Sembrano un ideale troppo elevato le tre condizioni che Gesù nel Vangelo odierno chiede a chi vuole essere suo discepolo. Amarlo «più di quanto ami suo padre, la madre, la moglie, i figli, i fratelli, le sorelle e perfino la propria vita»; portare «la propria croce», dietro di lui; rinunciare a «tutti» i propri «averi». Ci viene spontaneo guardarci intorno e notare che questi atteggiamenti sono rari persino nelle gerarchie ecclesiastiche. E rischiamo di archiviare questi tre suggerimenti come impossibili, dimenticandoci di cogliere le loro giuste istanze. C’è una notevole differenza tra il gettare la spugna e l’incamminarsi in quella direzione, pur riconoscendo le nostre piccole conquiste.
Gesù ci attende sulla strada della sobrietà, dell’accettazione della fatica e del dolore, dell’amore verso la vita e il suo Dio. Per qualcuno una piccola rinuncia sarà un buon passo in avanti; ad altri, a tempo opportuno, non peserà la scelta radicale della donazione di sé a Cristo, abbandonando la propria famiglia e offrendo persino la propria vita. Non dobbiamo dimenticare che sarà la morte stessa a sradicarci da ciò che possediamo materialmente e affettivamente, portandoci al cospetto di Dio con i soli valori spirituali che avremo saputo conservare.
Siamo però riconoscenti a quei grandi cristiani della storia che hanno testimoniato la possibilità di raggiungere le vette indicate da Gesù. Il loro esempio è stimolante anche per noi.

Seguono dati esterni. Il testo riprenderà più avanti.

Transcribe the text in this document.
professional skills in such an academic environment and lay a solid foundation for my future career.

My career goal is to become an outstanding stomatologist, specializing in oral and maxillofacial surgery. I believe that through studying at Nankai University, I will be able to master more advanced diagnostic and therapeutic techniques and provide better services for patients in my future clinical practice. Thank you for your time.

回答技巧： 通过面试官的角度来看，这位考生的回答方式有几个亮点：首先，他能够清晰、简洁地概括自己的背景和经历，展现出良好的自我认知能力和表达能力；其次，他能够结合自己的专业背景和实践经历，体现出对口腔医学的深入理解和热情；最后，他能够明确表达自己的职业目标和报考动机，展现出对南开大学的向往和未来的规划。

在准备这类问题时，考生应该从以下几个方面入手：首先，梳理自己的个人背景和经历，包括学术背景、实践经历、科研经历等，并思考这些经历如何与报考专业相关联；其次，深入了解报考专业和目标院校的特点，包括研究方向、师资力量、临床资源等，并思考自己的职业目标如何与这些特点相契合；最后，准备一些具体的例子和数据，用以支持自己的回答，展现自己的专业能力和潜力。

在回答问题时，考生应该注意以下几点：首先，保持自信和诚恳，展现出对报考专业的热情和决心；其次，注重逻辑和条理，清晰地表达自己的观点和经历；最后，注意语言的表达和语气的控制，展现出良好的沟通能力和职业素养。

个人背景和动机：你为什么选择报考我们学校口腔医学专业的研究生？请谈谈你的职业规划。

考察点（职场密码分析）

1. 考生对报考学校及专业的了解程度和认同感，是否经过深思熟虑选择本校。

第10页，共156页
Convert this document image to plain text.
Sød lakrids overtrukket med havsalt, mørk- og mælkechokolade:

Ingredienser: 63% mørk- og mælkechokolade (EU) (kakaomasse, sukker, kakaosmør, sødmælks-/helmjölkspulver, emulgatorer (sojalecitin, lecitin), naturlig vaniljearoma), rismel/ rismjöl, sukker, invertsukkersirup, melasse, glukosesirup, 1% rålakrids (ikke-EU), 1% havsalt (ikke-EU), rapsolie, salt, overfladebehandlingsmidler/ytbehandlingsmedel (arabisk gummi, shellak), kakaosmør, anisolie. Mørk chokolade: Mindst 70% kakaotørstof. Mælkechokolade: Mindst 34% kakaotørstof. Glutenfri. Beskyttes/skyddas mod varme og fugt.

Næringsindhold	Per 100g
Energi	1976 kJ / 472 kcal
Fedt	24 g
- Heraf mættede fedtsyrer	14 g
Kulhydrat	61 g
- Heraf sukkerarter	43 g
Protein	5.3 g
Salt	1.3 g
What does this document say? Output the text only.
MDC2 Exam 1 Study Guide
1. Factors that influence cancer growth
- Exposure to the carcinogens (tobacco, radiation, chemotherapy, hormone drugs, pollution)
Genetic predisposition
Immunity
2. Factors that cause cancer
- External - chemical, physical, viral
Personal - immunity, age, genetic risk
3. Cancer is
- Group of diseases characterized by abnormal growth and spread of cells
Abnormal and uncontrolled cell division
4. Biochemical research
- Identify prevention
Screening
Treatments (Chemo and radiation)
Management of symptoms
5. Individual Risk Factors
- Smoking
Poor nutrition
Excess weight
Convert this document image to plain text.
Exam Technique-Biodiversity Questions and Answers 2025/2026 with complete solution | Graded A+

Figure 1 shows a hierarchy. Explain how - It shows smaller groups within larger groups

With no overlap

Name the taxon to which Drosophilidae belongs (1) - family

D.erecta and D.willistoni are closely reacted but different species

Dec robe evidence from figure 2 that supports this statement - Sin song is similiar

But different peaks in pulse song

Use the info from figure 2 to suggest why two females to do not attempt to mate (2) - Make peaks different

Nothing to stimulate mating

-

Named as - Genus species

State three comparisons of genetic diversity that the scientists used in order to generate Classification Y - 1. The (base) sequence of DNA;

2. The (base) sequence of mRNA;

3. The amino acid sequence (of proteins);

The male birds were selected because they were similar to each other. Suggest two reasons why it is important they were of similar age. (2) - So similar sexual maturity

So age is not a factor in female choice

Fa’, o Signore, che l’uomo
sia grande e santo.
Dagli il dono della notte:
una notte profonda,
in cui si spinga il più lontano possibile,
una notte che profumi di glicine
leggera al soffio dei venti…
E perché l’uomo giunga
alla sua maturità,
risuscitagli il cuore dell’infanzia
e allo stupore riaprilo
dei primi anni densi di presagio.
Rivela a lui, Signore,
ciò che giace in fondo alla sua anima
e donagli di vegliare
fino all’ora della morte.
(Rainer Maria Rilke, scrittore)
Suor Gloria Cecilia Narvaez «ha saputo offrire la sua vita in cambio di un’altra sorella più giovane, superando paure e non fuggendo minacce. Lei è una testimone della missione evangelizzatrice». Scrive così padre Rafael, sacerdote colombiano suo conterraneo, ricordando la suora in mano ai rapitori in Mali dal febbraio 2017. «Come Gesù, suor Gloria stava dedicando la sua vita a combattere malattie, ingiustizia ed emarginazione. La sua testimonianza missionaria le ha procurato incomprensioni fino alla prigionia». Continua: «Chi di noi segue Gesù scopre il Mistero ultimo della realtà dal suo amore e dalla sua estrema dedizione all’essere umano. In questa prigionia, i credenti vedono Dio stesso identificato con suor Gloria, ma anche con tutti coloro che soffrono. È il Dio che grida contro le ingiustizie e perdona, anche se può sembrare incredibile, tutti i carnefici di tutti i tempi. Questo è il Dio in cui tutti i cristiani credono, confidano e sperano. Nulla lo fermerà in questo sforzo per salvare e prendersi cura di tutti coloro che gli sono stati affidati».
RINUNCIARE A TUTTO?
Il Signore Gesù in tutto il Vangelo esprime delle pretese che a prima vista sono inaccettabili. Nel brano che leggiamo oggi pretende di essere amato più di chiunque e chiede perentoriamente a chi vuole seguirlo di rinunciare a tutti i propri averi. Perché dovremmo ascoltarlo e obbedirgli? Ci troviamo di fronte al Figlio di Dio che chiede non soltanto molto, ma tutto. Può farlo perché anche lui ci offre tutto di sé e del mondo di Dio. Chi accetta questo scambio prima o poi scopre che anche le persone e i beni di questo mondo gli vengono riconsegnati, ma trasfigurati dal suo amore.